Mozambique lies on the eastern coastline of southern Africa, across the channel from the large island of Madagascar. It was a Portuguese colony until 1975. The Africans gained independence after a ten-year civil war waged by guerrilla freedom fighters. During the struggle for independence, the liberation movement was aided by the former Soviet Union and became enamored with Marxist-Socialist ideology. Upon gaining control of the country they sought to make Mozambique the first fully Marxist Republic state in all of Africa.
The sudden imposition of Marxist economic principles, the exodus of all Portuguese settlers representing nearly the entire educated and skilled labor force of the country, an ongoing civil war that continued until 1992, multiple natural disasters, and self-sacrificing opposition to the colonial regimes of border countries all combined to make Mozambique the poorest nation on earth and the country of highest human suffering in the world.
In 1992, the government terminated its failed experiment in Marxism.

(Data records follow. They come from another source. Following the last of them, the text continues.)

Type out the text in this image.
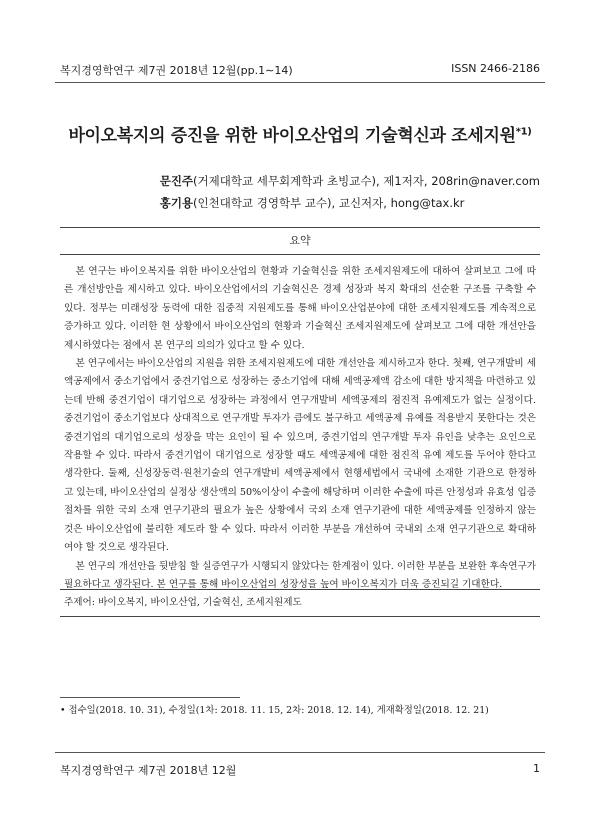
복지경영학연구 제7권 2018년 12월(pp.1∼14)	ISSN 2466-2186
바이오복지의 증진을 위한 바이오산업의 기술혁신과 조세지원$^{*1)}$
문진주(거제대학교 세무회계학과 초빙교수), 제1저자, 208rin@naver.com
홍기용(인천대학교 경영학부 교수), 교신저자, hong@tax.kr
요약

본 연구는 바이오복지를 위한 바이오산업의 현황과 기술혁신을 위한 조세지원제도에 대하여 살펴보고 그에 따른 개선방안을 제시하고 있다. 바이오산업에서의 기술혁신은 경제 성장과 복지 확대의 선순환 구조를 구축할 수 있다. 정부는 미래성장 동력에 대한 집중적 지원제도를 통해 바이오산업분야에 대한 조세지원제도를 계속적으로 증가하고 있다. 이러한 현 상황에서 바이오산업의 현황과 기술혁신 조세지원제도에 살펴보고 그에 대한 개선안을 제시하였다는 점에서 본 연구의 의의가 있다고 할 수 있다.

본 연구에서는 바이오산업의 지원을 위한 조세지원제도에 대한 개선안을 제시하고자 한다. 첫째, 연구개발비 세액공제에서 중소기업에서 중견기업으로 성장하는 중소기업에 대해 세액공제액 감소에 대한 방지책을 마련하고 있는데 반해 중견기업이 대기업으로 성장하는 과정에서 연구개발비 세액공제의 점진적 유예제도가 없는 실정이다. 중견기업이 중소기업보다 상대적으로 연구개발 투자가 큼에도 불구하고 세액공제 유예를 적용받지 못한다는 것은 중견기업의 대기업으로의 성장을 막는 요인이 될 수 있으며, 중견기업의 연구개발 투자 유인을 낮추는 요인으로 작용할 수 있다. 따라서 중견기업이 대기업으로 성장할 때도 세액공제에 대한 점진적 유예 제도를 두어야 한다고 생각한다. 둘째, 신성장동력·원천기술의 연구개발비 세액공제에서 현행세법에서 국내에 소재한 기관으로 한정하고 있는데, 바이오산업의 실정상 생산액의 50%이상이 수출에 해당하며 이러한 수출에 따른 안정성과 유효성 입증 절차를 위한 국외 소재 연구기관의 필요가 높은 상황에서 국외 소재 연구기관에 대한 세액공제를 인정하지 않는 것은 바이오산업에 불리한 제도라 할 수 있다. 따라서 이러한 부분을 개선하여 국내외 소재 연구기관으로 확대하여야 할 것으로 생각된다.

본 연구의 개선안을 뒷받침 할 실증연구가 시행되지 않았다는 한계점이 있다. 이러한 부분을 보완한 후속연구가 필요하다고 생각된다. 본 연구를 통해 바이오산업의 성장성을 높여 바이오복지가 더욱 증진되길 기대한다.

주제어: 바이오복지, 바이오산업, 기술혁신, 조세지원제도
• 접수일(2018. 10. 31), 수정일(1차: 2018. 11. 15, 2차: 2018. 12. 14), 게재확정일(2018. 12. 21)
복지경영학연구 제7권 2018년 12월	1
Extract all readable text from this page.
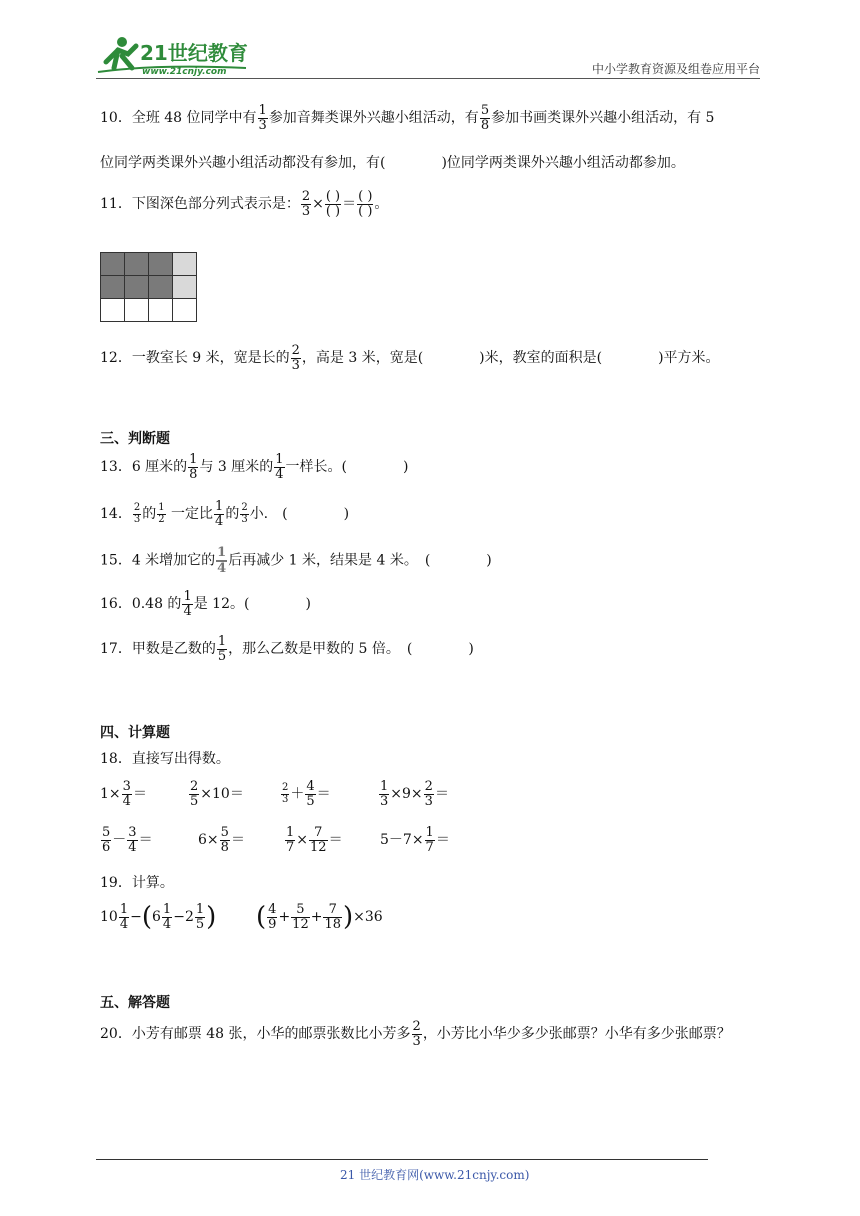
21世纪教育
www.21cnjy.com	中小学教育资源及组卷应用平台
10．全班 48 位同学中有 $\frac{1}{3}$ 参加音舞类课外兴趣小组活动，有 $\frac{5}{8}$ 参加书画类课外兴趣小组活动，有 5
位同学两类课外兴趣小组活动都没有参加，有(　　　　)位同学两类课外兴趣小组活动都参加。
11．下图深色部分列式表示是： $\frac{2}{3} \times \frac{( )}{( )} = \frac{( )}{( )}$ 。

12．一教室长 9 米，宽是长的 $\frac{2}{3}$ ，高是 3 米，宽是(　　　　)米，教室的面积是(　　　　)平方米。
三、判断题
13．6 厘米的 $\frac{1}{8}$ 与 3 厘米的 $\frac{1}{4}$ 一样长。(　　　　)
14． $\frac{2}{3}$ 的 $\frac{1}{2}$ 一定比 $\frac{1}{4}$ 的 $\frac{2}{3}$ 小.　(　　　　)
15．4 米增加它的 $\frac{1}{4}$ 后再减少 1 米，结果是 4 米。　(　　　　)
16．0.48 的 $\frac{1}{4}$ 是 12。(　　　　)
17．甲数是乙数的 $\frac{1}{5}$ ，那么乙数是甲数的 5 倍。　(　　　　)
四、计算题
18．直接写出得数。
$1\times \frac{3}{4}$ ＝	$\frac{2}{5} \times 10=$	$\frac{2}{3} + \frac{4}{5}$ ＝	$\frac{1}{3} \times 9\times \frac{2}{3}$ ＝
$\frac{5}{6} - \frac{3}{4}$ ＝	$6\times \frac{5}{8}$ ＝	$\frac{1}{7} \times \frac{7}{12}$ ＝	$5-7\times \frac{1}{7}$ ＝
19．计算。
$10 \frac{1}{4} -(6 \frac{1}{4} -2 \frac{1}{5}$ ) ( $\frac{4}{9} + \frac{5}{12} + \frac{7}{18} )\times 36$
五、解答题
20．小芳有邮票 48 张，小华的邮票张数比小芳多 $\frac{2}{3}$ ，小芳比小华少多少张邮票？小华有多少张邮票？
21 世纪教育网(www.21cnjy.com)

It adopted a new democratic constitution; instituted free market economic principles; made peace with its internal enemies, accepting them as a legitimate opposition party functioning freely under democratic regulations; and enjoyed good relations with its surrounding neighbors, all of whom had become independent African nations free from colonial or minority rule. With these changes, Mozambique became one of the most rapidly advancing countries in Africa with one of the strongest economies. Opposition to Christianity had died out by 1992. Today the country enjoys religious liberty, freedom of speech, and freedom to assemble.
Nampula is the third largest city of Mozambique and the cultural and economic hub of the northern half of the country. Over 405,000 people live in the city, with an additional 450,000 people in the surrounding rural areas. It is the capital of the most populous province of the country with 4.3 million people.
The predominant religion of Mozambique is animism, the traditional African religion that believes the spirits of departed ancestors actively influence the affairs of the living. Spiritual activity is almost always detrimental, and hostile spirits must be placated by ceremonies and sacrifices. The witch doctor plays a prominent role in culture. Most Muslims, Catholics, and professing Protestants are practical animists, resorting to the witch doctor and pagan customs when circumstances require it.